History

United States
- Name: USS Naugatuck
- Namesake: An Indian word meaning "one tree" or "fork of the river."
- Builder: Higgins Industries, New Orleans, Louisiana
- Laid down: date unknown
- Launched: 1953
- In service: 21 January 1963
- Out of service: date unknown
- Identification: IMO number: 8728165
- Fate: Scrapped 1974

General characteristics
- Type: tugboat
- Displacement: 295 tons
- Length: 107 ft (33 m)
- Beam: 27 ft (8.2 m)
- Draft: 12 ft (3.7 m)
- Speed: 12 knots
- Crew: 10 crew members

= USS Naugatuck (YTM–753) =

Tugboat of the United States Navy

USS Naugatuck (YTM-753) was a tugboat acquired by the U.S. Navy from the U.S. Army. She was assigned to harbor duty at New York City harbor.

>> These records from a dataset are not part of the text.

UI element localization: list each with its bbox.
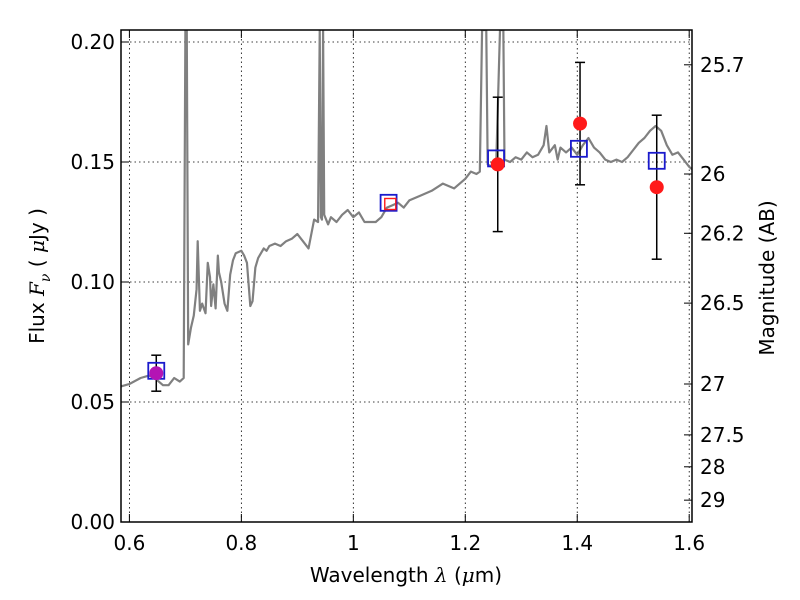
observed-flux-point: [149, 366, 164, 381]
upper-limit-square: [384, 197, 397, 211]
plot-area: [121, 30, 692, 392]
plot-series: [121, 30, 692, 392]
y-tick-label: 0.00: [70, 510, 115, 534]
y2-tick-label: 28: [700, 455, 725, 479]
model-spectrum-line: [121, 30, 692, 388]
y-tick-label: 0.05: [70, 390, 115, 414]
observed-flux-point: [490, 157, 505, 172]
y2-tick-label: 29: [700, 488, 725, 512]
x-tick-label: 0.8: [225, 531, 257, 555]
y2-tick-label: 25.7: [700, 53, 745, 77]
y-tick-label: 0.15: [70, 150, 115, 174]
y2-tick-label: 27: [700, 372, 725, 396]
y2-tick-label: 26: [700, 162, 725, 186]
y2-tick-label: 26.2: [700, 221, 745, 245]
y-tick-label: 0.10: [70, 270, 115, 294]
x-tick-label: 1.6: [673, 531, 705, 555]
axis-ticks: 0.6 0.8 1 1.2 1.4 1.6 0.00 0.05 0.10 0.15 0.20 25.7…: [70, 30, 745, 555]
y-axis-title: Flux Fν ( μJy ): [25, 208, 54, 344]
x-tick-label: 1.4: [561, 531, 593, 555]
model-band-square: [379, 193, 398, 212]
y2-axis-title: Magnitude (AB): [755, 200, 779, 355]
observed-flux-point: [649, 180, 664, 195]
x-axis-title: Wavelength λ (μm): [310, 563, 502, 587]
plot-frame: [120, 29, 693, 523]
model-band-square: [570, 139, 588, 158]
model-band-square: [647, 151, 666, 170]
observed-flux-point: [573, 116, 588, 131]
x-tick-label: 1.2: [449, 531, 481, 555]
x-tick-label: 1: [347, 531, 360, 555]
y-tick-label: 0.20: [70, 30, 115, 54]
x-tick-label: 0.6: [113, 531, 145, 555]
y2-tick-label: 26.5: [700, 291, 745, 315]
y2-tick-label: 27.5: [700, 423, 745, 447]
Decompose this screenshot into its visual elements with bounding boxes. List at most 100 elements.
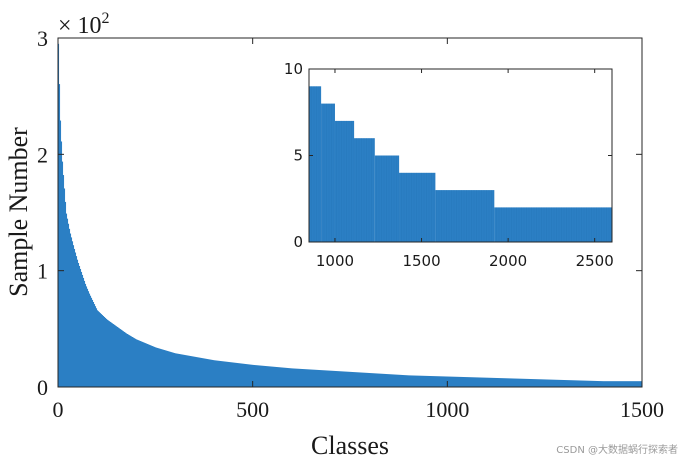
main-bar [474, 377, 476, 387]
main-bar [462, 376, 464, 387]
main-bar [478, 377, 480, 387]
main-bar [481, 377, 483, 387]
main-bar [122, 330, 124, 387]
main-bar [363, 372, 365, 387]
main-bar [586, 380, 588, 387]
main-bar [140, 341, 142, 387]
main-bar [534, 379, 536, 387]
main-bar [561, 379, 563, 387]
main-bar [542, 379, 544, 387]
main-bar [275, 366, 277, 387]
main-bar [400, 374, 402, 387]
main-bar [387, 374, 389, 387]
main-bar [284, 367, 286, 387]
main-bar [234, 362, 236, 387]
main-bar [268, 366, 270, 387]
main-bar [468, 377, 470, 387]
main-bar [155, 347, 157, 387]
main-bar [105, 317, 107, 387]
main-bar [85, 283, 87, 387]
main-bar [377, 373, 379, 387]
main-bar [94, 304, 96, 387]
main-bar [559, 379, 561, 387]
main-bar [496, 377, 498, 387]
main-bar [310, 369, 312, 387]
main-bar [264, 365, 266, 387]
main-bar [640, 381, 642, 387]
main-bar [331, 370, 333, 387]
main-bar [358, 372, 360, 387]
main-bar [520, 378, 522, 387]
main-bar [348, 371, 350, 387]
x-axis-label: Classes [311, 431, 389, 460]
main-bar [476, 377, 478, 387]
main-bar [252, 364, 254, 387]
main-bar [361, 372, 363, 387]
main-bar [463, 376, 465, 387]
main-bar [351, 371, 353, 387]
main-bar [497, 378, 499, 387]
main-bar [257, 365, 259, 387]
main-bar [60, 120, 62, 387]
main-bar [558, 379, 560, 387]
main-bar [189, 355, 191, 387]
main-bar [388, 374, 390, 387]
main-bar [370, 373, 372, 387]
main-bar [480, 377, 482, 387]
main-bar [231, 362, 233, 387]
main-bar [216, 360, 218, 387]
main-bar [116, 326, 118, 387]
main-bar [65, 201, 67, 387]
main-bar [113, 324, 115, 387]
main-bar [376, 373, 378, 387]
main-bar [579, 380, 581, 387]
main-bar [541, 379, 543, 387]
main-bar [107, 319, 109, 387]
main-bar [320, 370, 322, 387]
main-bar [627, 381, 629, 387]
main-bar [486, 377, 488, 387]
main-bar [198, 357, 200, 387]
main-bar [159, 348, 161, 387]
main-bar [416, 375, 418, 387]
main-bar [450, 376, 452, 387]
main-bar [469, 377, 471, 387]
main-bar [451, 376, 453, 387]
main-bar [581, 380, 583, 387]
main-bar [518, 378, 520, 387]
main-bar [224, 361, 226, 387]
inset-bar [309, 86, 322, 242]
main-bar [219, 360, 221, 387]
main-bar [405, 375, 407, 387]
main-bar [352, 371, 354, 387]
main-bar [291, 368, 293, 387]
main-bar [117, 326, 119, 387]
main-bar [489, 377, 491, 387]
main-bar [422, 375, 424, 387]
main-bar [372, 373, 374, 387]
main-bar [114, 324, 116, 387]
main-bar [298, 368, 300, 387]
main-bar [204, 358, 206, 387]
main-bar [336, 371, 338, 387]
main-bar [483, 377, 485, 387]
main-bar [86, 286, 88, 387]
main-bar [96, 308, 98, 387]
inset-bar [435, 190, 495, 242]
x-tick-label: 1500 [620, 397, 664, 422]
main-bar [318, 369, 320, 387]
main-bar [540, 379, 542, 387]
main-bar [206, 358, 208, 387]
y-tick-label: 0 [37, 375, 48, 400]
main-bar [258, 365, 260, 387]
main-bar [66, 213, 68, 387]
main-bar [330, 370, 332, 387]
main-bar [359, 372, 361, 387]
main-bar [414, 375, 416, 387]
main-bar [329, 370, 331, 387]
main-bar [202, 358, 204, 387]
main-bar [203, 358, 205, 387]
inset-y-tick-label: 10 [284, 60, 303, 78]
main-bar [574, 380, 576, 387]
main-bar [436, 376, 438, 387]
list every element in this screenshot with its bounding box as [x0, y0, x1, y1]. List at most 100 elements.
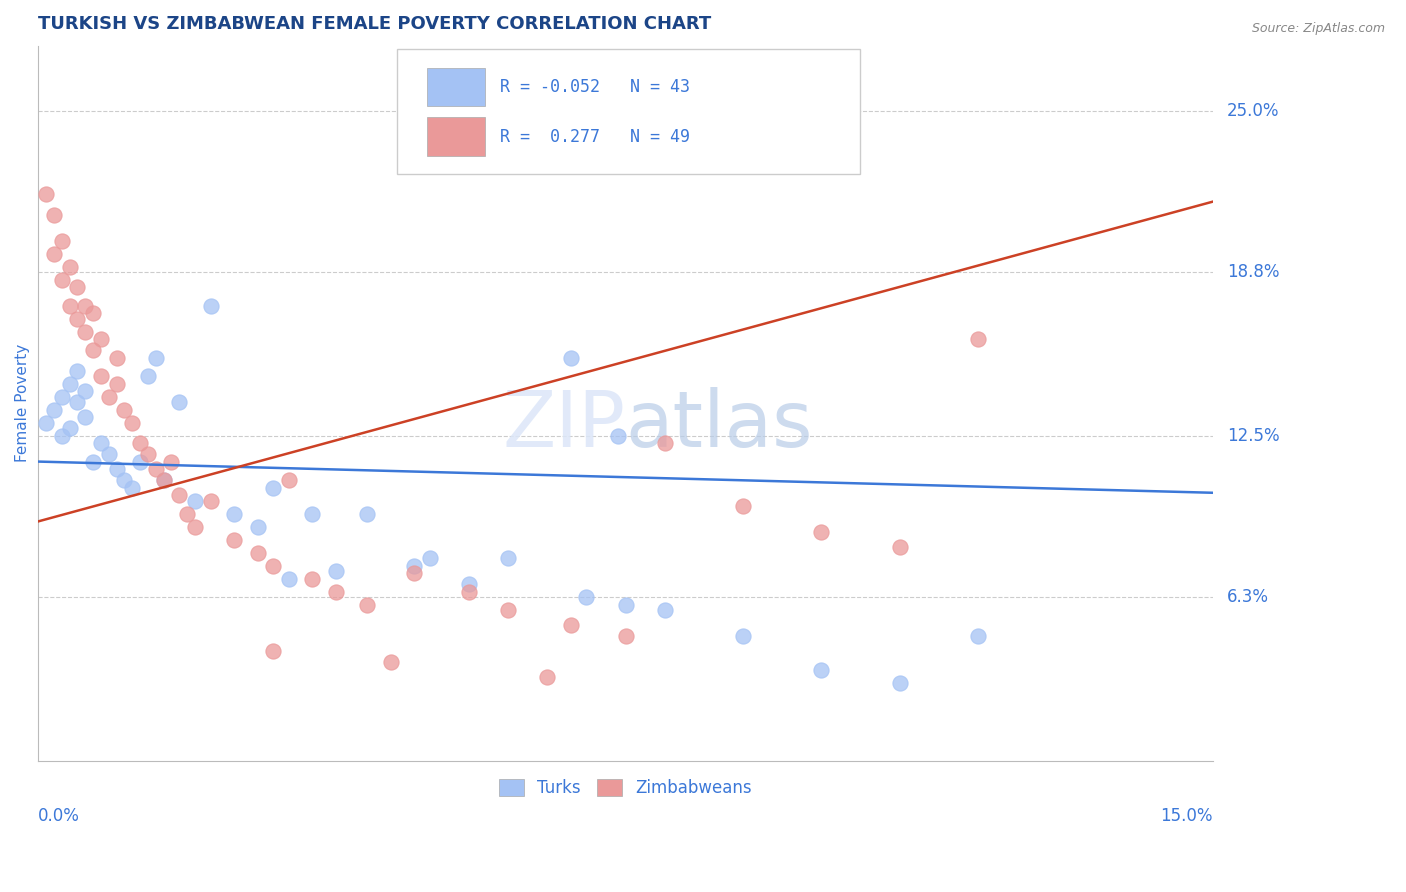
Point — [42, 208, 65, 222]
Legend: Turks, Zimbabweans: Turks, Zimbabweans — [491, 771, 761, 805]
Point — [66, 394, 89, 409]
Point — [160, 454, 183, 468]
Point — [419, 550, 441, 565]
Point — [731, 629, 754, 643]
Point — [184, 519, 207, 533]
Point — [606, 428, 628, 442]
Point — [145, 351, 167, 365]
Point — [536, 670, 558, 684]
Point — [59, 299, 82, 313]
Point — [129, 454, 152, 468]
FancyBboxPatch shape — [396, 49, 860, 174]
Point — [889, 541, 911, 555]
Point — [82, 343, 104, 357]
Point — [356, 507, 378, 521]
Point — [59, 260, 82, 274]
Point — [222, 507, 245, 521]
Point — [75, 325, 97, 339]
Point — [496, 550, 519, 565]
Point — [105, 376, 128, 391]
Point — [66, 280, 89, 294]
Point — [614, 629, 637, 643]
Point — [59, 376, 82, 391]
Point — [575, 590, 598, 604]
Point — [356, 598, 378, 612]
Point — [810, 524, 832, 539]
Point — [169, 394, 191, 409]
Point — [380, 655, 402, 669]
Point — [654, 436, 676, 450]
FancyBboxPatch shape — [427, 118, 485, 156]
Point — [560, 618, 582, 632]
Point — [614, 598, 637, 612]
Text: R =  0.277   N = 49: R = 0.277 N = 49 — [501, 128, 690, 145]
Point — [169, 488, 191, 502]
Point — [90, 436, 112, 450]
Text: 18.8%: 18.8% — [1227, 263, 1279, 281]
Point — [560, 351, 582, 365]
Point — [42, 402, 65, 417]
Text: 0.0%: 0.0% — [38, 807, 80, 825]
Point — [277, 473, 299, 487]
Point — [114, 473, 136, 487]
Point — [136, 447, 159, 461]
Point — [66, 311, 89, 326]
Point — [301, 572, 323, 586]
Point — [35, 186, 58, 201]
Point — [35, 416, 58, 430]
Point — [66, 363, 89, 377]
Point — [152, 473, 174, 487]
Point — [152, 473, 174, 487]
Point — [59, 421, 82, 435]
Point — [277, 572, 299, 586]
Point — [325, 584, 347, 599]
Point — [184, 493, 207, 508]
Point — [51, 390, 73, 404]
Point — [82, 306, 104, 320]
Point — [121, 416, 143, 430]
Point — [496, 603, 519, 617]
Point — [967, 333, 990, 347]
Point — [458, 584, 481, 599]
Point — [262, 644, 284, 658]
Point — [42, 246, 65, 260]
Text: TURKISH VS ZIMBABWEAN FEMALE POVERTY CORRELATION CHART: TURKISH VS ZIMBABWEAN FEMALE POVERTY COR… — [38, 15, 711, 33]
Point — [262, 558, 284, 573]
Point — [90, 333, 112, 347]
Point — [246, 545, 269, 559]
Text: 12.5%: 12.5% — [1227, 426, 1279, 444]
Point — [654, 603, 676, 617]
Text: R = -0.052   N = 43: R = -0.052 N = 43 — [501, 78, 690, 95]
Point — [97, 390, 120, 404]
Point — [90, 368, 112, 383]
Point — [97, 447, 120, 461]
Point — [301, 507, 323, 521]
Point — [200, 493, 222, 508]
Point — [75, 299, 97, 313]
Point — [262, 481, 284, 495]
Point — [51, 234, 73, 248]
Point — [967, 629, 990, 643]
Text: Source: ZipAtlas.com: Source: ZipAtlas.com — [1251, 22, 1385, 36]
Point — [404, 566, 426, 581]
Point — [404, 558, 426, 573]
Point — [200, 299, 222, 313]
FancyBboxPatch shape — [427, 68, 485, 106]
Point — [889, 675, 911, 690]
Point — [145, 462, 167, 476]
Point — [51, 428, 73, 442]
Point — [75, 384, 97, 399]
Text: atlas: atlas — [626, 386, 813, 463]
Point — [105, 351, 128, 365]
Text: ZIP: ZIP — [502, 386, 626, 463]
Point — [731, 499, 754, 513]
Point — [129, 436, 152, 450]
Y-axis label: Female Poverty: Female Poverty — [15, 344, 30, 462]
Text: 25.0%: 25.0% — [1227, 102, 1279, 120]
Point — [105, 462, 128, 476]
Point — [136, 368, 159, 383]
Point — [82, 454, 104, 468]
Point — [121, 481, 143, 495]
Text: 6.3%: 6.3% — [1227, 588, 1268, 606]
Point — [246, 519, 269, 533]
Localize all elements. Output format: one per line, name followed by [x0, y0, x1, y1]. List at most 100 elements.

== Acquired from the U.S. Army ==

Naugatuck – the second U.S. Navy ship to be so named—was a medium harbor tug, was taken over from the Army in 1963. Built as an Army Design 423 Large Tug by Higgins Industries, New Orleans, Louisiana, delivered February 1953, LT–1964 served the Army until acquired by the Navy in 1962, on a loan basis.

The Navy assumed permanent possession the next year, and effective 21 January 1963 the tug was named and reclassified Naugatuck (YTM–753).

== 3rd Naval District service ==

Assigned duties in the 3rd Naval District, she continued to provide services in the New York Harbor area into 1970. The ship was scrapped in 1974.